Hacia una justicia espacial global
La principal limitación no reside en su diagnóstico técnico, sino en la ausencia de una dimensión política relacionada con la desigualdad internacional. Es correcto afirmar que la frontera relevante para la gobernanza se encuentra en torno a la órbita geoestacionaria, como también es razonable diferenciar el espacio orbital explotado del espacio profundo exploratorio. Sin embargo, cualquier propuesta de gobernanza debe reconocer que el espacio no es un entorno políticamente vacío. Las relaciones de poder, las asimetrías tecnológicas y las desigualdades económicas presentes en la Tierra también se proyectan hacia las órbitas.
Por esta razón, la discusión futura no debería centrarse únicamente en la gestión del tráfico espacial, la mitigación de desechos o la coordinación de infraestructuras. También debería abordar cuestiones de acceso equitativo, transferencia tecnológica, soberanía digital, distribución de beneficios y representación de los países periféricos.

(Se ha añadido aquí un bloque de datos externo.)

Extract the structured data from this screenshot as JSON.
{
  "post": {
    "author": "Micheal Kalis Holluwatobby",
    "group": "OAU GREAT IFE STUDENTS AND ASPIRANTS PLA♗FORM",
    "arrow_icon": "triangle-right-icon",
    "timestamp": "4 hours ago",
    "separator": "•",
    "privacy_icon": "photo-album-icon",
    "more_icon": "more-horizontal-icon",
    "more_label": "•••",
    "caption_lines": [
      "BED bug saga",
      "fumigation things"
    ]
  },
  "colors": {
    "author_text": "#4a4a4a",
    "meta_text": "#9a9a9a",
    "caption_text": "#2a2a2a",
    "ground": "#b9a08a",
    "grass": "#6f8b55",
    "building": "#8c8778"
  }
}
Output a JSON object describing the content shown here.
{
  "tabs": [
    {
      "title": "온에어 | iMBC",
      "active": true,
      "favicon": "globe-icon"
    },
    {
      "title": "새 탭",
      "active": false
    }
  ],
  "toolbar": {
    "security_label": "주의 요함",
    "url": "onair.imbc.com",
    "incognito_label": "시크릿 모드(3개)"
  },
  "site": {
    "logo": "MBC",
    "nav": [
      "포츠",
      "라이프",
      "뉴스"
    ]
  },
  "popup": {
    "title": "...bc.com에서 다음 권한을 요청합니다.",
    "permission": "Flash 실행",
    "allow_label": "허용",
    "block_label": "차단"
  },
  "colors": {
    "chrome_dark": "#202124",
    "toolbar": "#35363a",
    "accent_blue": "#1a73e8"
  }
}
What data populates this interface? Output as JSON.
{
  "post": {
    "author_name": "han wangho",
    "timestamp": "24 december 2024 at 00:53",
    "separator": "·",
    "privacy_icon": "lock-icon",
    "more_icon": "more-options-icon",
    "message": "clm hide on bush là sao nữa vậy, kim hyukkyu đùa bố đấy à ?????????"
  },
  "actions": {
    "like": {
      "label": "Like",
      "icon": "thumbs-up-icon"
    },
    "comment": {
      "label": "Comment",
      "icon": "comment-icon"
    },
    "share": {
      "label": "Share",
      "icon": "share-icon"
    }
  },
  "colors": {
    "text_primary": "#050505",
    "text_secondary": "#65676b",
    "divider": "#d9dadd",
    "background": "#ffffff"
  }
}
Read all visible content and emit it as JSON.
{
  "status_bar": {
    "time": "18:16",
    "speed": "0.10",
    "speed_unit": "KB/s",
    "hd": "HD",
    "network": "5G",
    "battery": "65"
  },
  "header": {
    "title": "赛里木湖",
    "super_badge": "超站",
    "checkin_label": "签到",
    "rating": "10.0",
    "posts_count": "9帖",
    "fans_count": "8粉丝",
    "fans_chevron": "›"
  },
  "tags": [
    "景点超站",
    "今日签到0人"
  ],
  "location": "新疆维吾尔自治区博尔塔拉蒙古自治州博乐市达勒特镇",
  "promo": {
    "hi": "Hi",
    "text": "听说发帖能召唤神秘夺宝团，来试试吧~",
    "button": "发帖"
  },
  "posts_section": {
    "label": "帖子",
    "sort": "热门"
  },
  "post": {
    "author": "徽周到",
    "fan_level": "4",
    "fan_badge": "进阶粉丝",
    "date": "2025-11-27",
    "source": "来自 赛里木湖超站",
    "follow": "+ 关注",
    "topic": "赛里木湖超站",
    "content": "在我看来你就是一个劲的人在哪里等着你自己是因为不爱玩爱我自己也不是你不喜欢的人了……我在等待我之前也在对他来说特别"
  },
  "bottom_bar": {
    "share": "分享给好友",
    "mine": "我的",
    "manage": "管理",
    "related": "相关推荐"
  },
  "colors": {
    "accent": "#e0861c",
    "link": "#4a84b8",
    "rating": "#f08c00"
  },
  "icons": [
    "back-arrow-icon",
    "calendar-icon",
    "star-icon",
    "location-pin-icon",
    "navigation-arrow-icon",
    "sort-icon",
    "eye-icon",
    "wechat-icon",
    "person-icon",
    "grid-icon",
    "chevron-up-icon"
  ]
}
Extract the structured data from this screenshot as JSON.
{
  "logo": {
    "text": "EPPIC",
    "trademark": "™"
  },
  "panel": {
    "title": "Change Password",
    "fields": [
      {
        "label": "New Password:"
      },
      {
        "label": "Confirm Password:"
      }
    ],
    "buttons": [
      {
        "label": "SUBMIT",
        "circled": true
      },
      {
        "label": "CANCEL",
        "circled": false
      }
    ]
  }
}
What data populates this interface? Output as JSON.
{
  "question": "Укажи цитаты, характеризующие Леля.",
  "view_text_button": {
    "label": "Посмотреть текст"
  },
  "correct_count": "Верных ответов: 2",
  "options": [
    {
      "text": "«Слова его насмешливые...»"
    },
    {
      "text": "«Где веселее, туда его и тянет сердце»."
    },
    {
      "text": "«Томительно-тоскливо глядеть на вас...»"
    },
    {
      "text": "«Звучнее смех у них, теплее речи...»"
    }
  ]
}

En suma, la propuesta de entender el espacio orbital como una extensión funcional de la infraestructura terrestre constituye una perspectiva innovadora y útil para comprender la evolución contemporánea de las actividades espaciales. Efectivamente, las órbitas terrestres se han convertido en espacios de explotación económica, tecnológica y militar cuya gestión exige formas complejas de gobernanza internacional.
Sin embargo, desde una perspectiva del Sur Global, la discusión no puede limitarse a problemas técnicos de coordinación. La gobernanza espacial del siglo XXI debe enfrentar también desafíos relacionados con la distribución del poder, la justicia tecnológica y la inclusión de actores históricamente marginados.
Si el espacio orbital es hoy parte de la infraestructura crítica de la humanidad, entonces su administración no puede quedar determinada exclusivamente por quienes poseen mayores capacidades tecnológicas. La verdadera gobernanza espacial no consistirá únicamente en gestionar satélites y órbitas, sino en construir un orden espacial más democrático, equitativo y representativo. Solo entonces el espacio podrá ser concebido como un patrimonio genuinamente compartido (común de la humanidad) y no como una nueva periferia del poder global.